My own body moves in jangley marionette movements, too internal, and too self-conscious to be all that healthy. But there are those, the solitary dancers on the sides of the stages, whose inhibited moves I admire, appreciate, perhaps envy, unduly. They seem to have fallen freshly in love with their own bodies, and not necessarily because they have beautiful bodies–whatever that measurement might be by our goofy cultural standards–but because their bodies are set free by rhythm. Backs arch, heads drop to the side, arms rise up and wrists follow and hands articulate. They flow. Everything flows. I watch–and in a sweet moment I’m flowing to–until my mind takes over and trips me up. Then I go back to watching again.
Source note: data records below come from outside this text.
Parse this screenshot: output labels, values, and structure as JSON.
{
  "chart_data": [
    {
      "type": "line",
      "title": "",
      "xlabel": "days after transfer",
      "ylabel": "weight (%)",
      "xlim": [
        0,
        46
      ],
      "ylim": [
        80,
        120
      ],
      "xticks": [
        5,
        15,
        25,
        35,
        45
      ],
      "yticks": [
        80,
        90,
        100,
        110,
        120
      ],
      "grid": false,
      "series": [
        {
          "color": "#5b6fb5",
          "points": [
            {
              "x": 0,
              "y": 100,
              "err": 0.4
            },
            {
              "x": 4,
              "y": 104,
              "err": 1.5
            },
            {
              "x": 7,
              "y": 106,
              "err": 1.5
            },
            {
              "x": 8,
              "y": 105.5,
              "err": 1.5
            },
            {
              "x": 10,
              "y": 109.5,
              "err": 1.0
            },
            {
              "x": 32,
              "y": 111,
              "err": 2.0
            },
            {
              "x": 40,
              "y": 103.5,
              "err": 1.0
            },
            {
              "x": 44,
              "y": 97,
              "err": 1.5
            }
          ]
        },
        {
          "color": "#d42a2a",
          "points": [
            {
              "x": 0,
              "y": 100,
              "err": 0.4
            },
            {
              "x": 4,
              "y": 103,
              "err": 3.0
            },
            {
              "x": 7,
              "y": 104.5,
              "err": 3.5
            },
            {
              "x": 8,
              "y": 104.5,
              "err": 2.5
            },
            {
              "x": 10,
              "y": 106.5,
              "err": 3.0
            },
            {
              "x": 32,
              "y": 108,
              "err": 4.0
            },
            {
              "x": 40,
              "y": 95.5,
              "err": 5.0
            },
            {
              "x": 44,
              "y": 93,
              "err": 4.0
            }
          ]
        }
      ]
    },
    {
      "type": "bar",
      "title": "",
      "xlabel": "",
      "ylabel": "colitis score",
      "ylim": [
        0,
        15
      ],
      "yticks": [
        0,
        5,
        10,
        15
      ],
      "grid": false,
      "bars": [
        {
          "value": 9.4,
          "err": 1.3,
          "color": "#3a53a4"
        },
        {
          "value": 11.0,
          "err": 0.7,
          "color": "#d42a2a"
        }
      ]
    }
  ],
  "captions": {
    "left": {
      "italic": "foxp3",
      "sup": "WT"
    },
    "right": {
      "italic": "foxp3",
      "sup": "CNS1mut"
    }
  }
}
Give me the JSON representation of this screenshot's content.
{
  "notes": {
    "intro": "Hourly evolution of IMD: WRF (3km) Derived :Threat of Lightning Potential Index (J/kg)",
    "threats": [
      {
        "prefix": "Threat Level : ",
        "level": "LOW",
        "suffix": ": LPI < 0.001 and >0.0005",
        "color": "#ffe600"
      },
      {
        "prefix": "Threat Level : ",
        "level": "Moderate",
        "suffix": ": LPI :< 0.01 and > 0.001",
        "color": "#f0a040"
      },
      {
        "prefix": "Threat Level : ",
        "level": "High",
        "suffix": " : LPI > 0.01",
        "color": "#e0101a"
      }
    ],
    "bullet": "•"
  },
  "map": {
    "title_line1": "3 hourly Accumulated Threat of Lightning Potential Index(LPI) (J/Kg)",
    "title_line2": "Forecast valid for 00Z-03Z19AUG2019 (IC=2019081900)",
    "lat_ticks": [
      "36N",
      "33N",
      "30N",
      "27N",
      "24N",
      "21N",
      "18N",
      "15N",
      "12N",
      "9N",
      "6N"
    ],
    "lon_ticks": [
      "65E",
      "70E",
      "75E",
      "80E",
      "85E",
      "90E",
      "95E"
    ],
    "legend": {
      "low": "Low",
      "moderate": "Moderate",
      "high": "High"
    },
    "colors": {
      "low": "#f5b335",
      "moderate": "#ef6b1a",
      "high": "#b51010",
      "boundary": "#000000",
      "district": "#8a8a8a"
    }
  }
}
No matter. The music swings and sweeps and bakes and rolls us all in a conspiracy of euphonic social harmony. Music is a train, a truck, a car, a Vespa–it transports us in different ways and at various speeds and with versatile levels of comfort. And what Edmonton’s Folk-fest does best is transport us forward together toward a single universal point. (Sure, I’m a romantic) Divisions drop away and improbable things come to be. Like the violin player from Jill Barber’s band who could whistle two notes at a time–in perfect harmony.
The Folk-fest has wound down and like every year I’m left with a handful of sweet moments–musical jujubes. Like chillin’ on the hill with my son and 20,000 friends.